We need to seriously study of the links and interactions between proposals for dealing with these two pathologies –

(1) by replacing taxes on productive activities with taxes on the value of land (and other common resources), and

(2) by transferring the creation of money from commercial banks to the state.


Support for both of these is growing, but so far separately among two different sets of academics, professionals and activists. The two approaches have much in common.

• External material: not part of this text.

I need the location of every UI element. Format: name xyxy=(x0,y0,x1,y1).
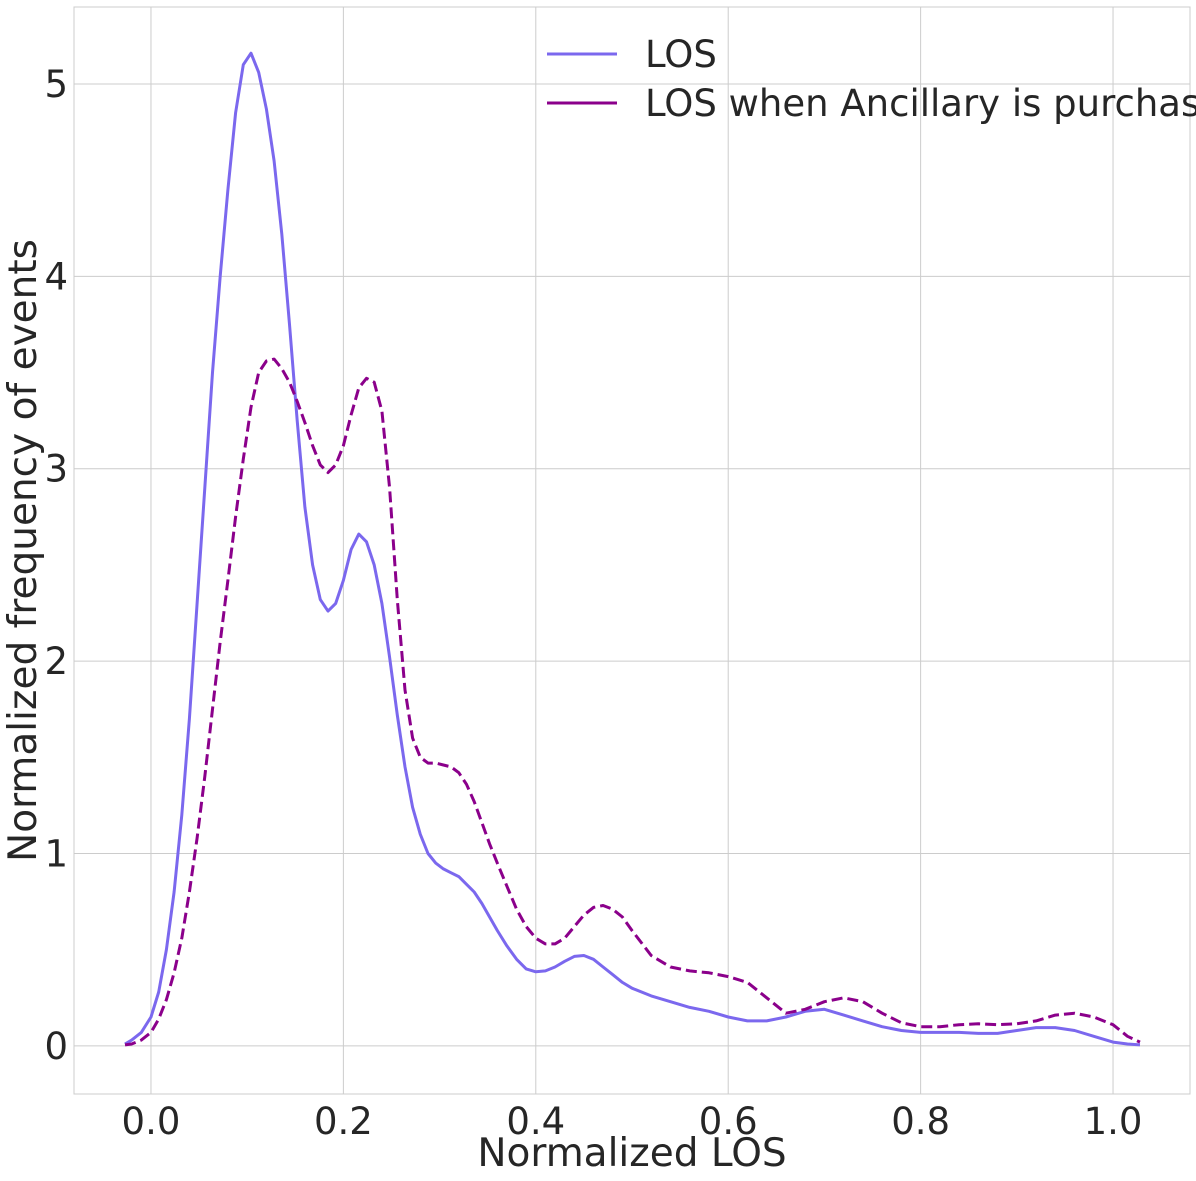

  • Both will help to smooth out the peaks and troughs of economic cycles due to house price booms and busts, and banking booms and busts. When land values are taxed, continual rises in the capital value of land - that now encourage banks to keep the vicious spiral going by offering bigger and bigger loans for land and housing purchases – will be reduced. When banks are no longer allowed to create new money, money will no longer flow immediately at birth into speculative investment in rising land and house prices.
  • Both will make it possible to reduce distortionary taxes that now damage the economy, replacing them by public revenue collected in one case from the society-created value of land and and in the other from the value of creating the public money supply.
  • Both will distribute more fairly the publicly created value of resources that should be shared in common, and remove the ‘free lunches’ now enjoyed by the landowners and banks, business corporations and rich individuals, who are now allowed to 'enclose' the value of those resources for private profit.
  • Both will open up opportunities for enterprise and work to people now excluded from them.
  • Both will discourage environmentally damaging activities, or at least stop encouraging them; and
  • Both will make the tax system and the monetary system more transparent, allowing the electorate, politicians, economists and other professionals of many kinds to see more clearly how these systems work and how to improve them."